Who was the Prophet Promised in Deuteronomy?No Comments | May 2011
Chapter 18 of Deuteronomy contains two verses that have been the subject of intense debate over the centuries. Moses(as) told the assembly of Israel:
The Lord your God will raise up for you a prophet like me from among you, from your brethren – him you shall heed. Just as you desired of the Lord your God at Horeb on the day of the assembly, when you said, ‘Let me not hear again the voice of the Lord my God, or see this great fire any more, lest I die.’ And the Lord said to me, ‘They have rightly said all that they have spoken.’ I will raise up for them a prophet like you from among their brethren; and I will put my words in his mouth, and he shall speak to them all that I command him. And whoever will not give heed to my words which he shall speak in my name, I myself will require it of him. But the prophet who presumes to speak a word in my name which I have not commanded him to speak, or who speaks in the name of other gods, that same prophet shall die. (Deuteronomy, 18:15-20)
Christian missionaries argue this verse proves that the advent of Jesus(as) was foretold in the Hebrew Bible. Muslims believe that the coming of the Prophet Muhammad(saw), the Founder of Islam, was foretold in these passages. On the other hand, many Jews claim that Joshua(as) was being referred to in this prophecy. However, before we analyse all these claims, let us review the salient features of the prophecy. There are five important features:
- A prophet will come.
- This prophet will resemble Moses(as).
- This prophet will be raised from among the brethren of Israel.
- This prophet will convey the exact words of God as revealed to him, to mankind.

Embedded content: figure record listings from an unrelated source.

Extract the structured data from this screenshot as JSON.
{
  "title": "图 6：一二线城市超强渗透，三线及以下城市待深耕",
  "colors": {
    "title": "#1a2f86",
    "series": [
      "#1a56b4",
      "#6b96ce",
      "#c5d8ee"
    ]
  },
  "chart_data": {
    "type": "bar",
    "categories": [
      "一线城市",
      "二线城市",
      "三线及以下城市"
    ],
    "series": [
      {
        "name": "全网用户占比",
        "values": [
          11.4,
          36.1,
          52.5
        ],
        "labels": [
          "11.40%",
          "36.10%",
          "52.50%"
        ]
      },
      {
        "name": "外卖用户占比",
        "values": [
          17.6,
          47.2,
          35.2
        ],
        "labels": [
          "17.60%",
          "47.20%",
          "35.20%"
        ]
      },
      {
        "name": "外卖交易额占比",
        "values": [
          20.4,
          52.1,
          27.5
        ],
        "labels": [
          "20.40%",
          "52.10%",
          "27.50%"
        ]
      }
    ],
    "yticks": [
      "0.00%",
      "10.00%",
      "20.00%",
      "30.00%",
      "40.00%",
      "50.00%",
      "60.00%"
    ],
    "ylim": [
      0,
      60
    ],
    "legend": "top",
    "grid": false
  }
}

- If anyone pretends to be the prophet promised in this prophecy, such a pretender will incur God’s displeasure, and will meet death and defeat. However, the real claimant to this prophecy will remain completely protected by God.
First, let us look at the Christian interpretation that this prophecy was about the coming of Christ(as). The Christians quote the following references:
1) Luke 7:39 – the Pharisee said to himself, ‘if this man were a prophet…’.
2) John 5:46 – Jesus(as) said “If you believed Moses, you would believe me, for he (Moses(as)) wrote about me.”
3) In various places, at various times, several people called Jesus(as) the ‘prophet’, yet Jesus(as) never corrected them, rebuked them, nor told them otherwise. When the Pharisees called him otherwise, He set them straight. Matt. 21:11, John 1:45, 6:14, 7:40, Luke 7:16, 24:19, etc.
4) Jesus(as) called himself a prophet – John 4:44.
5) After His ascension his disciples emphatically said he was that prophet: Acts 3:22, 7:37. In none of these references is there any claim by Jesus(as) to be a Prophet in the context of Deuteronomy 18:15-20.
We notice an obvious ambiguity. Moses(as) predicted the appearance of a prophet, but most Christians do not believe that Jesus(as) actually was a prophet of God. Instead, he is held to be Divine by them. The very foundation of present-day Christianity is based on the concept that Jesus was the ‘Son of God’. However, Moses(as) did not prophesy about a “Son of God”; he prophesied about the advent of a great prophet who would be like him.
In 2006, Pope Benedict XVI published the book Jesus of Nazareth, which was translated into English in 2007. The first chapter of this book, entitled “An Initial Reflection on the Mysteries of Jesus” contains the following:
The Book of Deuteronomy contains a promise that is completely different from the messianic hope expressed in the other books of the Old Testament, yet it is of decisive importance for understanding the figure of Jesus. The object of this promise is not a king of Israel and a king of the world – a new David in other words, – but a new Moses…1
The first chapter of this book is mainly about this prophecy. But oddly enough, the complete text of the prophecy has not been given in Jesus of Nazareth.
Unfortunately, Pope Benedict XVI does not discuss this particular aspect in his book. Instead of clearing up this inconsistency, he focuses on another point entirely. He discusses the fact that the term “Prophet” as used in the literature of Israel, had a totally specific and unique meaning as compared with the literature of the surrounding religious world. While this comparison is of academic importance, the fact remains (in whatever way the title of “Prophet” was used in the Bible), the Christian world does not claim that Jesus(as) was a prophet. So according to Christian beliefs, Jesus(as) cannot be the Divine prophet that was promised in Deuteronomy, since Christians believe him to be the “Son of God”, as opposed to a Prophet and a teacher of faith.
The next point is that according to the Pope, this prophecy is totally different from the prophecies about the Messiah in other books of the Old Testament. Unfortunately, his introduction, quoted above, lends some doubt to the conclusion he eventually draws. If this prophecy was really about the Messiah, then why would it be completely different from the other prophecies about the Messiah? If those other prophecies were about the same person, then there should have been some noticeable similarities. This very observation leads us to the conclusion that this particular prophecy, unlike the other prophecies about the Messiah, is actually about a different person.